Hyperpolarization allows one to increase the NMR sensitivity by several orders of magnitude. The main drivers behind the development of hyperpolarization techniques are their biomedical applications. For example, the inhalation of hyperpolarized noble gases, such as 129Xe and 3He, enables functional imaging of lung diseases. However, highly specialized 129Xe and 3He MR equipment and software is required which is not available on conventional clinical MRI scanners. Therefore, 1H-hyperpolarized gases, e.g. propane, represent a promising alternative. Hyperpolarization of propane can be accomplished by pairwise addition of parahydrogen to propylene over heterogeneous catalyst.

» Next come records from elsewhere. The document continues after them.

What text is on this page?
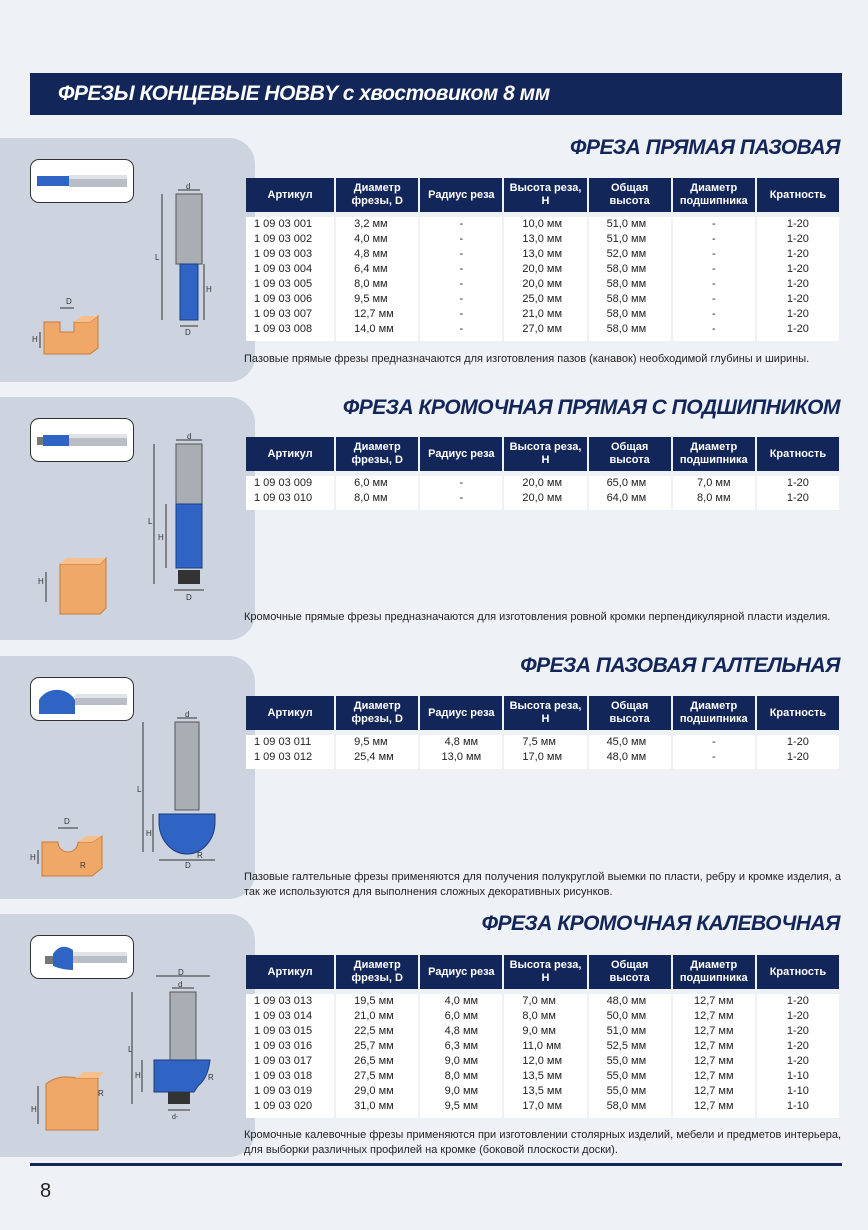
ФРЕЗЫ КОНЦЕВЫЕ HOBBY с хвостовиком 8 мм
d
L
H
D
D
H
ФРЕЗА ПРЯМАЯ ПАЗОВАЯ
Артикул	Диаметр фрезы, D	Радиус реза	Высота реза, H	Общая высота	Диаметр подшипника	Кратность

1 09 03 001	3,2 мм	-	10,0 мм	51,0 мм	-	1-20
1 09 03 002	4,0 мм	-	13,0 мм	51,0 мм	-	1-20
1 09 03 003	4,8 мм	-	13,0 мм	52,0 мм	-	1-20
1 09 03 004	6,4 мм	-	20,0 мм	58,0 мм	-	1-20
1 09 03 005	8,0 мм	-	20,0 мм	58,0 мм	-	1-20
1 09 03 006	9,5 мм	-	25,0 мм	58,0 мм	-	1-20
1 09 03 007	12,7 мм	-	21,0 мм	58,0 мм	-	1-20
1 09 03 008	14,0 мм	-	27,0 мм	58,0 мм	-	1-20
Пазовые прямые фрезы предназначаются для изготовления пазов (канавок) необходимой глубины и ширины.
d
L
H
D
H
ФРЕЗА КРОМОЧНАЯ ПРЯМАЯ С ПОДШИПНИКОМ
Артикул	Диаметр фрезы, D	Радиус реза	Высота реза, H	Общая высота	Диаметр подшипника	Кратность

1 09 03 009	6,0 мм	-	20,0 мм	65,0 мм	7,0 мм	1-20
1 09 03 010	8,0 мм	-	20,0 мм	64,0 мм	8,0 мм	1-20
Кромочные прямые фрезы предназначаются для изготовления ровной кромки перпендикулярной пласти изделия.
d
L
H
D
R
D
H
R
ФРЕЗА ПАЗОВАЯ ГАЛТЕЛЬНАЯ
Артикул	Диаметр фрезы, D	Радиус реза	Высота реза, H	Общая высота	Диаметр подшипника	Кратность

1 09 03 011	9,5 мм	4,8 мм	7,5 мм	45,0 мм	-	1-20
1 09 03 012	25,4 мм	13,0 мм	17,0 мм	48,0 мм	-	1-20
Пазовые галтельные фрезы применяются для получения полукруглой выемки по пласти, ребру и кромке изделия, а так же используются для выполнения сложных декоративных рисунков.
D
d
L
H	R
d-
H
R
ФРЕЗА КРОМОЧНАЯ КАЛЕВОЧНАЯ
Артикул	Диаметр фрезы, D	Радиус реза	Высота реза, H	Общая высота	Диаметр подшипника	Кратность

1 09 03 013	19,5 мм	4,0 мм	7,0 мм	48,0 мм	12,7 мм	1-20
1 09 03 014	21,0 мм	6,0 мм	8,0 мм	50,0 мм	12,7 мм	1-20
1 09 03 015	22,5 мм	4,8 мм	9,0 мм	51,0 мм	12,7 мм	1-20
1 09 03 016	25,7 мм	6,3 мм	11,0 мм	52,5 мм	12,7 мм	1-20
1 09 03 017	26,5 мм	9,0 мм	12,0 мм	55,0 мм	12,7 мм	1-20
1 09 03 018	27,5 мм	8,0 мм	13,5 мм	55,0 мм	12,7 мм	1-10
1 09 03 019	29,0 мм	9,0 мм	13,5 мм	55,0 мм	12,7 мм	1-10
1 09 03 020	31,0 мм	9,5 мм	17,0 мм	58,0 мм	12,7 мм	1-10
Кромочные калевочные фрезы применяются при изготовлении столярных изделий, мебели и предметов интерьера, для выборки различных профилей на кромке (боковой плоскости доски).
8
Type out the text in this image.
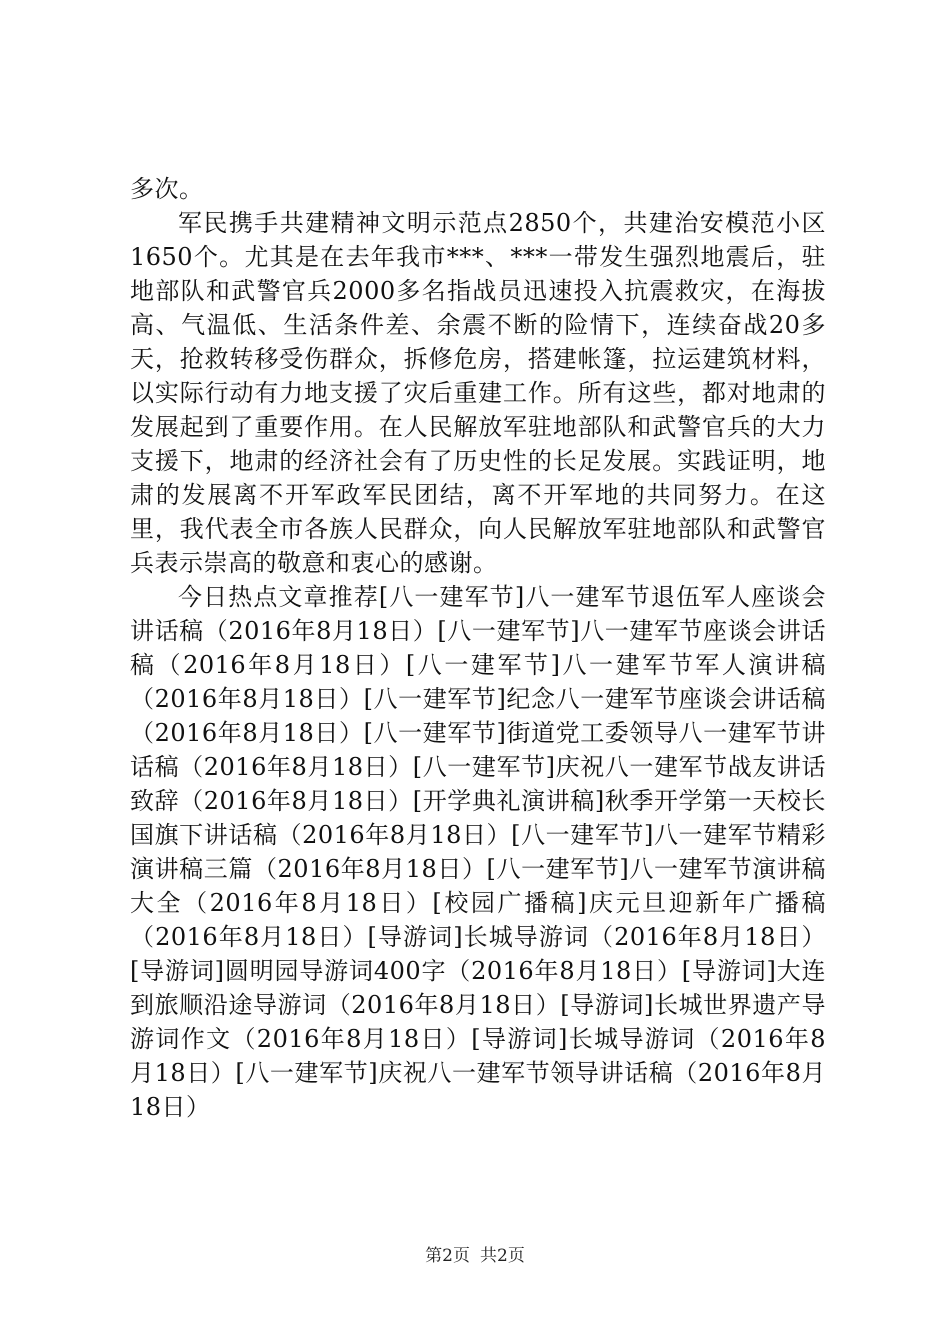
多次。

军民携手共建精神文明示范点2850个，共建治安模范小区1650个。尤其是在去年我市***、***一带发生强烈地震后，驻地部队和武警官兵2000多名指战员迅速投入抗震救灾，在海拔高、气温低、生活条件差、余震不断的险情下，连续奋战20多天，抢救转移受伤群众，拆修危房，搭建帐篷，拉运建筑材料，以实际行动有力地支援了灾后重建工作。所有这些，都对地肃的发展起到了重要作用。在人民解放军驻地部队和武警官兵的大力支援下，地肃的经济社会有了历史性的长足发展。实践证明，地肃的发展离不开军政军民团结，离不开军地的共同努力。在这里，我代表全市各族人民群众，向人民解放军驻地部队和武警官兵表示崇高的敬意和衷心的感谢。

今日热点文章推荐[八一建军节]八一建军节退伍军人座谈会讲话稿（2016年8月18日）[八一建军节]八一建军节座谈会讲话稿（2016年8月18日）[八一建军节]八一建军节军人演讲稿（2016年8月18日）[八一建军节]纪念八一建军节座谈会讲话稿（2016年8月18日）[八一建军节]街道党工委领导八一建军节讲话稿（2016年8月18日）[八一建军节]庆祝八一建军节战友讲话致辞（2016年8月18日）[开学典礼演讲稿]秋季开学第一天校长国旗下讲话稿（2016年8月18日）[八一建军节]八一建军节精彩演讲稿三篇（2016年8月18日）[八一建军节]八一建军节演讲稿大全（2016年8月18日）[校园广播稿]庆元旦迎新年广播稿（2016年8月18日）[导游词]长城导游词（2016年8月18日）[导游词]圆明园导游词400字（2016年8月18日）[导游词]大连到旅顺沿途导游词（2016年8月18日）[导游词]长城世界遗产导游词作文（2016年8月18日）[导游词]长城导游词（2016年8月18日）[八一建军节]庆祝八一建军节领导讲话稿（2016年8月18日）

第2页 共2页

Here, we present our recent results on hyperpolarization of propane gas. We developed propane polarizer that enables production of hyperpolarized propane on a clinical scale (production rate >0.3 L just in 2 s, that is more than an order of magnitude greater than that demonstrated previously). Importantly, high polarization levels (~1%) can be retained despite the increase in production rate, allowing stopped-flow slice-selective high-resolution 2D MRI visualization. It was demonstrated that at ~0.05 T magnetic field hyperpolarized propane occurs as a long-lived spin state, which lifetime TLLS is ~3 times greater than T1. The use of buffering gases leads to the increase of propane polarization despite slight TLLS decrease. Cryocollection of hyperpolarized propane, which can be employed for buffering gas separation, increases TLLS up to 14.7 s in the liquid state, which is higher than that of gaseous hyperpolarized propane at any pressure studied. We also explored feasibility of propane hyperpolarization via hydrogenation of cyclopropane with parahydrogen. 1H polarization up to 2.4% was obtained, that is several times greater than that obtained with propylene as a precursor. The resulting NMR signal enhancement was sufficient for 2D MRI despite relatively low chemical conversion of cyclopropane substrate.
This work was supported by Russian Science Foundation (grant #17-73-20030) and DOD CDMRP W81XWH-15-1-0271.